With a stock price of $284 and change, Apple (AAPL) is one of the highest-priced big-time tech stocks in the market, second only to search-giant Google (GOOG).
That means that a lot of individual investors are hesitant to buy Apple, if for no other reason than they can only by a limited number of shares at one time.
This is even though there’s no difference between owning 100 shares of a $10 stock and 10 shares of a $100 stock – you have the same amount of money at risk.

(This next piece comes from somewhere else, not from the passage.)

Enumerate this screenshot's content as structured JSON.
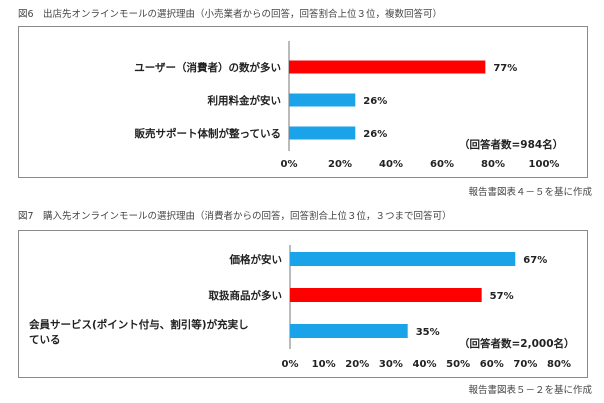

So Why Even Discuss Stock Splits?
David L. Ikenberry of Rice University and Sundaresh Ramnath of Georgetown released a study entitled Underreaction to Self-Selected News Events: The Case of Stock Splits in 1999 which was later updated in 2001.
Here’s what they found:
Prior studies that report abnormal return drifts subsequent to splits do not appear to be spurious, nor a consequence of misspecified benchmarks. Using recent cases, we report a drift of 9% in the year following a split announcement. We consider fundamental operating performance as a source of the underreaction. Splitting firms have an unusually low propensity to experience a contraction in future earnings. The evidence suggests that investors underreact to this information. Analyst earnings forecasts are comparatively too low at the time of the split announcement and appear to revise sluggishly over time, a result consistent with underreaction by markets to corporate news events.
In plain English, this means that companies that announce stock splits tend to:
1) Outperform stocks that don’t split by 9%
2) Have Earnings Power That is Underestimated by Wall Street Analysts
Apple’s Stock Split History
Apple went public on December 12, 1980 at $22 a share. Split-adjusted, the IPO price is $2.75.
Since then, Apple has had three stock splits:
- June 16, 1987 – 2 for 1 split
- June 21, 2000 – 2 for 1 split
- February 28, 2005 – 2 for 1 split
So unlike Google, there is definitely a precedent for Apple to split its stock. The two most-recent splits have come under current CEO Steve Jobs, and since the last split in 2005, Apple’s stock is up over 500%
Why We Should Hope For an Apple Stock Split
By all indications, Apple’s core business is doing extremely well. The iPhone is still backordered on Apple’s website, and back-to-school reports indicated that Macs are all the rage for college students. Plus, the iPad continues to dominate the nascent tablet-PC market.
However, as evidenced by the Ikenberry/Ramnath study, a split is a good indication that we can have confidence in a company’s operating performance.
No company would announce a split if it believed it was at risk, because a stock price can also go too low. Some institutional money managers won’t touch stocks priced under $5, or even $10.
So while Apple announcing a split wouldn’t actually drive earnings – it would be a sign that we can expect the company’s momentum to continue.